By no means had the entire economic elite of the Ruhr Valley attended Hitler’s speech…
The crowd’s reaction to Hitler was also by no means as positive as (Nazi Press Chief Otto) Dietrich’s report had its readers believe.
But many were disappointed that he had nothing new to say, avoiding all detailed economic issues by taking refuge in his well-trodden political panacea for all ills.
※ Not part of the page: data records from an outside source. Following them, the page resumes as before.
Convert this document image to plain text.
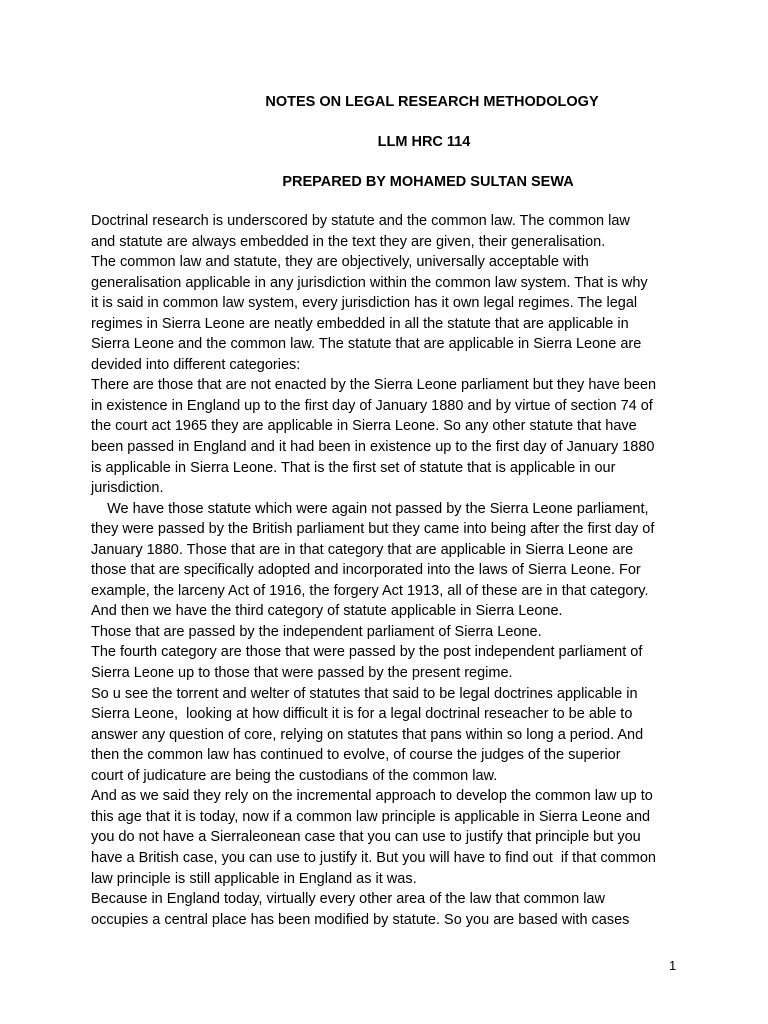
NOTES ON LEGAL RESEARCH METHODOLOGY
LLM HRC 114
PREPARED BY MOHAMED SULTAN SEWA
Doctrinal research is underscored by statute and the common law. The common law
and statute are always embedded in the text they are given, their generalisation.
The common law and statute, they are objectively, universally acceptable with
generalisation applicable in any jurisdiction within the common law system. That is why
it is said in common law system, every jurisdiction has it own legal regimes. The legal
regimes in Sierra Leone are neatly embedded in all the statute that are applicable in
Sierra Leone and the common law. The statute that are applicable in Sierra Leone are
devided into different categories:
There are those that are not enacted by the Sierra Leone parliament but they have been
in existence in England up to the first day of January 1880 and by virtue of section 74 of
the court act 1965 they are applicable in Sierra Leone. So any other statute that have
been passed in England and it had been in existence up to the first day of January 1880
is applicable in Sierra Leone. That is the first set of statute that is applicable in our
jurisdiction.
We have those statute which were again not passed by the Sierra Leone parliament,
they were passed by the British parliament but they came into being after the first day of
January 1880. Those that are in that category that are applicable in Sierra Leone are
those that are specifically adopted and incorporated into the laws of Sierra Leone. For
example, the larceny Act of 1916, the forgery Act 1913, all of these are in that category.
And then we have the third category of statute applicable in Sierra Leone.
Those that are passed by the independent parliament of Sierra Leone.
The fourth category are those that were passed by the post independent parliament of
Sierra Leone up to those that were passed by the present regime.
So u see the torrent and welter of statutes that said to be legal doctrines applicable in
Sierra Leone,  looking at how difficult it is for a legal doctrinal reseacher to be able to
answer any question of core, relying on statutes that pans within so long a period. And
then the common law has continued to evolve, of course the judges of the superior
court of judicature are being the custodians of the common law.
And as we said they rely on the incremental approach to develop the common law up to
this age that it is today, now if a common law principle is applicable in Sierra Leone and
you do not have a Sierraleonean case that you can use to justify that principle but you
have a British case, you can use to justify it. But you will have to find out  if that common
law principle is still applicable in England as it was.
Because in England today, virtually every other area of the law that common law
occupies a central place has been modified by statute. So you are based with cases
1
Argumentative Essay On Organ Donation - Hitler'S Rise To Power Essay
And there were indications that workers in the party were not altogether happy at their leader fraternizing with industrial leaders.When the Communist Party’s newspapers portrayed the meeting in conspiratorial terms, as a demonstration of the fact that Nazism was the creature of big business, the Nazis went out of their way to deny this, printing sections of the speech as proof of Hitler’s independence from capital.Hitler lost the spring 1932 presidential election to Hindenburg.As I show below, the claim that big business contributed to the rise of the Nazi Party is simply inconsistent with the consensus among German historians.While there is some evidence industrial concentration contributed in Hitler’s ability to consolidate power after he was appointed chancellor in 1933, there is no evidence monopolists financed Hitler’s rise to power, and ample evidence showing industry leaders opposed his ascent. Kilgore of West Virginia argued that the German economic structure, which was dominated by monopolies and cartels, was essential to Hitler’s consolidation of power. Kilgore explained, “built up a great series of industrial monopolies in steel, rubber, coal and other materials.Intensified anti-capitalist rhetoric, which Hitler was powerless to quell, worried the business community as much as ever.During the presidential campaigns of spring 1932, most business leaders stayed firmly behind Hindenburg, and did not favour Hitler …They were proud of the fact that the party did not rely on donations from special interests to fund its activities but relied almost exclusively on grassroots sources of funding — membership dues, subscriptions to the party press, admission to party events, and so forth.Despite considerable investigation, the police authorities in the Ruhr, for example, could find no evidence of significant donations from big business to the NSDAP in 1931.Despite contemporary accusations, especially by the parties of the left, that big business was bankrolling the NSDAP, the business community continued to be wary of the Nazis and preferred the more predictable center-right parties, especially the DNVP and DVP …Modest contributions from business sources were made in 1931 and into 1932, but the Nazis were not in need of their contributions.